Tàpies (Barcelona, 1923 – Barcelona, 2012)
Por Ángel de Frutos.
Ayer, en una visita al Museo del Prado con un grupo de estudiantes franceses, les comentaba que, para poder estudiarla mejor, dividimos la Historia del Arte en períodos, movimientos o estilos. Les decía, sin embargo, que en ocasiones damos con un artista un tanto especial, fuera de lo común, que nos pone las cosas difíciles para enmarcar su obra dentro de uno de esos estilos, como si quisiera reírse de ese enfermizo afán clasificador.

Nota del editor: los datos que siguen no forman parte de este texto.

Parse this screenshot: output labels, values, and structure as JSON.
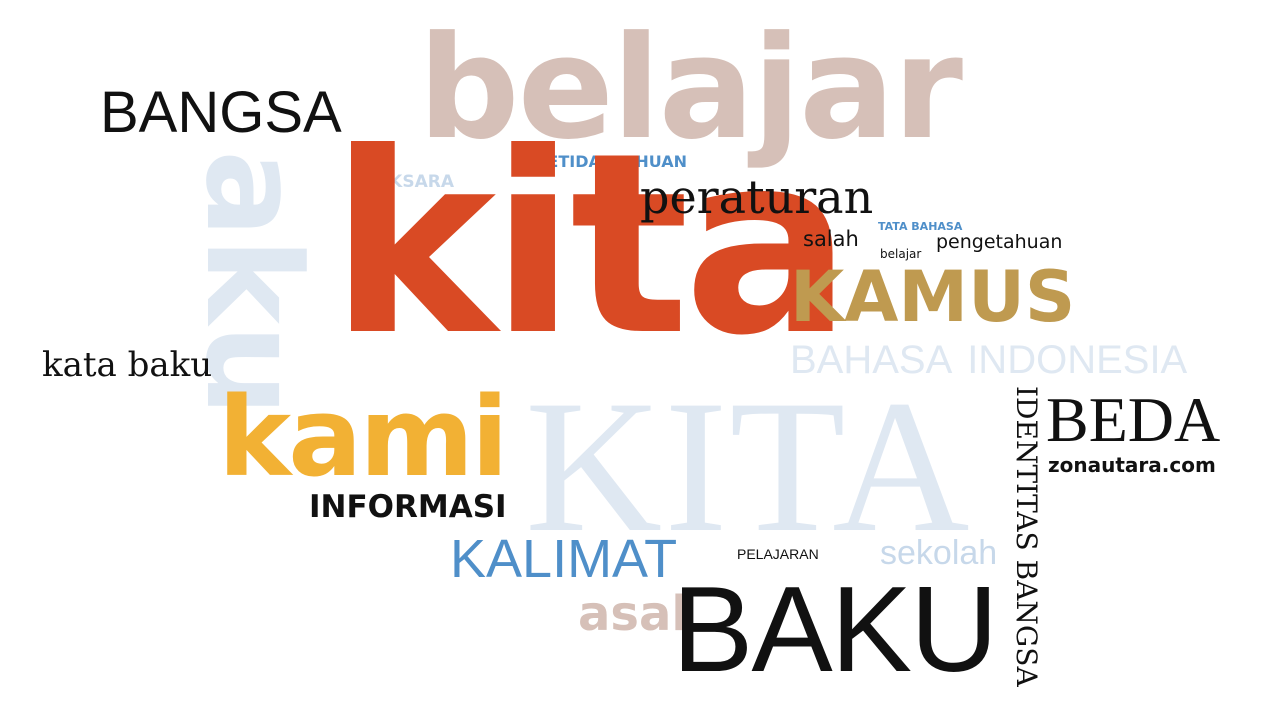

Les explicaba entonces los casos de El Bosco o El Greco, artistas en cuya obra encontramos reflejado un mundo interior muy especial.
Y al comenzar a escribir esta reseña, que pretende ser un homenaje a uno de los artistas españoles más relevantes del siglo XX español, me vinieron de nuevo a la mente esos nombres, junto con el de Antoni Tàpies.
Porque en la obra de Tàpies hablamos de un riquísimo mundo interior. De su profundo interés por la filosofía –oriental y occidental- y, a la vez, por la realidad cotidiana y cercana de su Barcelona natal, que le lleva a incluir en sus obras desde el pensamiento de Sartre hasta su famoso y polémico calcetín. El enorme abanico de referencias que hay entre uno y otro, sin olvidarnos del rol fundamental que juega el azar, enriquece un personalísimo imaginario poético presente en cada una de sus obras.
Sin duda, personal es también su plasticidad, alejándose de la idea de belleza en el arte para encontrarla, paradójicamente, en muros desconchados y materiales de desecho; acercándose así a la corriente informalista europea, pero también al arte povera, al expresionismo abstracto americano o a la pintura sígnica oriental. Y todo ello combinado con referentes a la tradición española -desde la pintura barroca hasta el grupo El Paso-, tomando de ella esos tonos terrosos y negros tan característicos en su producción; colores de los que él mismo decía que le gustaban por “serios y profundos”, porque lo unían a la tierra. Y, “en el fondo estamos hechos de tierra… y volvemos a ella”.